議論の整理
森田直子教授は、近代ドイツ史、とくに感情史の手法を用いた研究を専門としている。研究紹介では、ドイツ語圏の決闘を、感情史、社会史、ジェンダー史の手法で分析し、名誉や男らしさの観念が近代社会でどう機能したかを考察している。
共通の前提は、感情は個人の内面に閉じたものではなく、社会が作る規範や制度と関係するという点である。論点は、決闘を暴力的な慣習としてのみ見るのか、名誉、男性性、階級、政治文化を示す歴史事象として読むのかにある。
問題発見
私が研究したい問題は、近代ドイツ社会において、名誉や怒りといった感情が、男性性や暴力をどのように正当化したかである。決闘は命を危険にさらす行為でありながら、一定の社会では正々堂々とした行為とされた。
現代でも、名誉、体面、男らしさが暴力や排除を支える場面がある。過去の感情規範を分析することで、現代のジェンダー問題を歴史的に考えたい。
論証
感情史は、怒りや恥、名誉が時代や社会によって異なる形で学習されることを示す。決闘をめぐる言説を読むと、暴力が個人的衝動ではなく、社会的に認められた感情表現として位置づけられていたことが分かる。
また、ジェンダー史の視点を加えれば、男性性が身体、勇気、名誉と結びつき、女性や下層民を排除する規範として働いた可能性を検討できる。
解決策or結論or結果
私は上智大学文学部史学科で、森田教授の近代ドイツ史、感情史、ジェンダー史に学び、決闘をめぐる名誉と男性性の歴史を研究したい。具体的には、新聞、裁判記録、回想録、規則文書を用い、決闘がどのような感情語彙で正当化されたのかを分析したい。

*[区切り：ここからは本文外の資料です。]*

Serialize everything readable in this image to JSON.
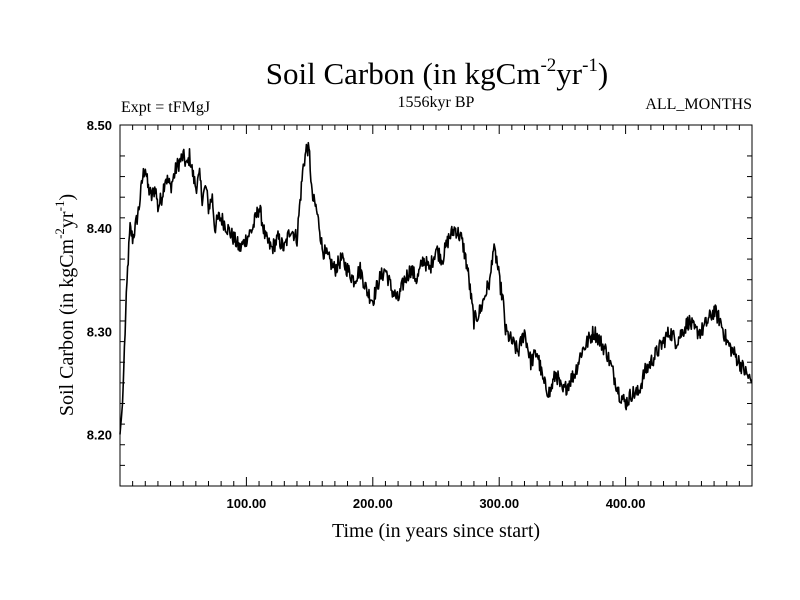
{
  "chart_data": {
    "type": "line",
    "title": {
      "main": "Soil Carbon (in kgCm",
      "sup1": "-2",
      "mid": "yr",
      "sup2": "-1",
      "end": ")"
    },
    "header_left": "Expt = tFMgJ",
    "header_center": "1556kyr BP",
    "header_right": "ALL_MONTHS",
    "xlabel": "Time (in years since start)",
    "ylabel": {
      "main": "Soil Carbon (in kgCm",
      "sup1": "-2",
      "mid": "yr",
      "sup2": "-1",
      "end": ")"
    },
    "xlim": [
      0,
      500
    ],
    "ylim": [
      8.15,
      8.5
    ],
    "x_ticks": [
      100,
      200,
      300,
      400
    ],
    "x_tick_labels": [
      "100.00",
      "200.00",
      "300.00",
      "400.00"
    ],
    "y_ticks": [
      8.2,
      8.3,
      8.4,
      8.5
    ],
    "y_tick_labels": [
      "8.20",
      "8.30",
      "8.40",
      "8.50"
    ],
    "series": [
      {
        "x": [
          0,
          2,
          4,
          6,
          8,
          10,
          12,
          15,
          18,
          20,
          22,
          25,
          28,
          30,
          33,
          36,
          40,
          45,
          50,
          53,
          55,
          58,
          60,
          63,
          65,
          68,
          70,
          73,
          75,
          78,
          80,
          85,
          90,
          95,
          100,
          105,
          110,
          112,
          115,
          120,
          125,
          130,
          135,
          140,
          142,
          145,
          148,
          150,
          152,
          155,
          158,
          160,
          165,
          170,
          175,
          180,
          185,
          190,
          195,
          200,
          205,
          210,
          215,
          220,
          225,
          230,
          235,
          240,
          245,
          250,
          255,
          260,
          265,
          270,
          272,
          275,
          280,
          285,
          290,
          293,
          295,
          298,
          300,
          303,
          305,
          310,
          315,
          320,
          325,
          330,
          335,
          340,
          345,
          350,
          355,
          360,
          365,
          370,
          375,
          380,
          385,
          390,
          395,
          400,
          405,
          410,
          415,
          420,
          425,
          430,
          435,
          440,
          445,
          450,
          455,
          460,
          465,
          470,
          475,
          480,
          485,
          490,
          495,
          500
        ],
        "values": [
          8.2,
          8.23,
          8.3,
          8.36,
          8.4,
          8.39,
          8.4,
          8.42,
          8.45,
          8.46,
          8.44,
          8.43,
          8.44,
          8.42,
          8.43,
          8.45,
          8.44,
          8.46,
          8.47,
          8.46,
          8.47,
          8.45,
          8.44,
          8.45,
          8.43,
          8.44,
          8.42,
          8.43,
          8.4,
          8.41,
          8.41,
          8.4,
          8.39,
          8.38,
          8.39,
          8.4,
          8.42,
          8.41,
          8.39,
          8.38,
          8.39,
          8.38,
          8.4,
          8.39,
          8.42,
          8.46,
          8.48,
          8.47,
          8.43,
          8.42,
          8.4,
          8.38,
          8.37,
          8.36,
          8.37,
          8.36,
          8.35,
          8.36,
          8.34,
          8.33,
          8.35,
          8.36,
          8.34,
          8.33,
          8.35,
          8.36,
          8.35,
          8.37,
          8.36,
          8.38,
          8.37,
          8.39,
          8.4,
          8.39,
          8.38,
          8.36,
          8.31,
          8.32,
          8.34,
          8.35,
          8.38,
          8.37,
          8.35,
          8.33,
          8.3,
          8.29,
          8.28,
          8.3,
          8.27,
          8.28,
          8.25,
          8.24,
          8.26,
          8.24,
          8.25,
          8.26,
          8.28,
          8.29,
          8.3,
          8.29,
          8.28,
          8.26,
          8.24,
          8.23,
          8.24,
          8.24,
          8.26,
          8.27,
          8.28,
          8.29,
          8.3,
          8.29,
          8.3,
          8.31,
          8.3,
          8.3,
          8.31,
          8.32,
          8.31,
          8.29,
          8.28,
          8.27,
          8.26,
          8.25
        ]
      }
    ],
    "grid": false,
    "line_color": "#000000"
  }
}
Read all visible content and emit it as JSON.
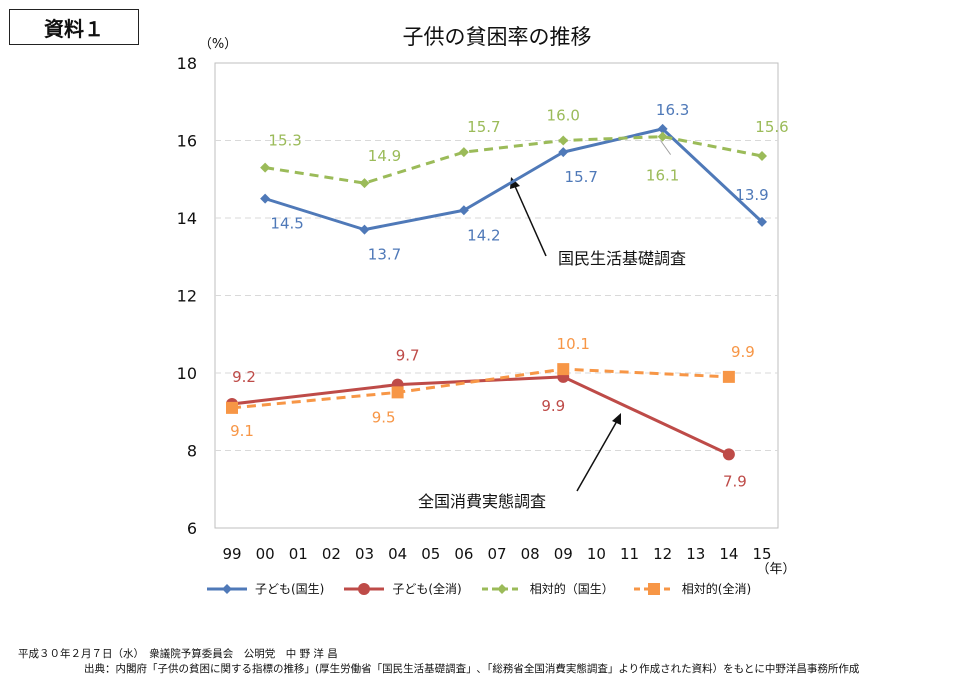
{
  "document_label": "資料１",
  "chart_data": {
    "type": "line",
    "title": "子供の貧困率の推移",
    "ylabel": "（%）",
    "xlabel": "（年）",
    "ylim": [
      6,
      18
    ],
    "yticks": [
      6,
      8,
      10,
      12,
      14,
      16,
      18
    ],
    "categories": [
      "99",
      "00",
      "01",
      "02",
      "03",
      "04",
      "05",
      "06",
      "07",
      "08",
      "09",
      "10",
      "11",
      "12",
      "13",
      "14",
      "15"
    ],
    "grid": true,
    "legend_position": "bottom",
    "series": [
      {
        "name": "子ども(国生)",
        "color": "#4f79b8",
        "dash": false,
        "marker": "diamond",
        "points": [
          {
            "x": "00",
            "y": 14.5
          },
          {
            "x": "03",
            "y": 13.7
          },
          {
            "x": "06",
            "y": 14.2
          },
          {
            "x": "09",
            "y": 15.7
          },
          {
            "x": "12",
            "y": 16.3
          },
          {
            "x": "15",
            "y": 13.9
          }
        ]
      },
      {
        "name": "子ども(全消)",
        "color": "#be4b48",
        "dash": false,
        "marker": "circle",
        "points": [
          {
            "x": "99",
            "y": 9.2
          },
          {
            "x": "04",
            "y": 9.7
          },
          {
            "x": "09",
            "y": 9.9
          },
          {
            "x": "14",
            "y": 7.9
          }
        ]
      },
      {
        "name": "相対的（国生）",
        "color": "#9bbb59",
        "dash": true,
        "marker": "diamond",
        "points": [
          {
            "x": "00",
            "y": 15.3
          },
          {
            "x": "03",
            "y": 14.9
          },
          {
            "x": "06",
            "y": 15.7
          },
          {
            "x": "09",
            "y": 16.0
          },
          {
            "x": "12",
            "y": 16.1
          },
          {
            "x": "15",
            "y": 15.6
          }
        ]
      },
      {
        "name": "相対的(全消)",
        "color": "#f79646",
        "dash": true,
        "marker": "square",
        "points": [
          {
            "x": "99",
            "y": 9.1
          },
          {
            "x": "04",
            "y": 9.5
          },
          {
            "x": "09",
            "y": 10.1
          },
          {
            "x": "14",
            "y": 9.9
          }
        ]
      }
    ],
    "annotations": [
      {
        "text": "国民生活基礎調査"
      },
      {
        "text": "全国消費実態調査"
      }
    ]
  },
  "footer": {
    "line1": "平成３０年２月７日（水）　衆議院予算委員会　公明党　中 野 洋 昌",
    "line2": "出典：内閣府「子供の貧困に関する指標の推移」(厚生労働省「国民生活基礎調査」､「総務省全国消費実態調査」より作成された資料）をもとに中野洋昌事務所作成"
  }
}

将来は、ジェンダー教育や歴史教育の分野で、現代の常識を歴史的に相対化する学びを作りたい。そのために、ドイツ語史料読解、西洋近現代史、感情史の方法を学びたい。
解決策or結論or結果の吟味
感情を歴史資料から読むことには、内面を直接確認できないという難しさがある。言葉に残された感情表現が、実際の感情そのものとは限らない。
だからこそ、私は感情を個人心理としてではなく、社会的に共有された語り方や規範として分析したい。森田教授の下で、感情という視点から近代社会の権力関係を研究したい。
名誉や恥をめぐる言葉が、誰に発言権を与え、誰を沈黙させたのかを検討することで、感情とジェンダーの歴史的な結びつきを明らかにしたい。
その成果を通じて、現代の暴力や差別を個人の性格ではなく、社会が作ってきた感情規範の問題として考える視点を得たい。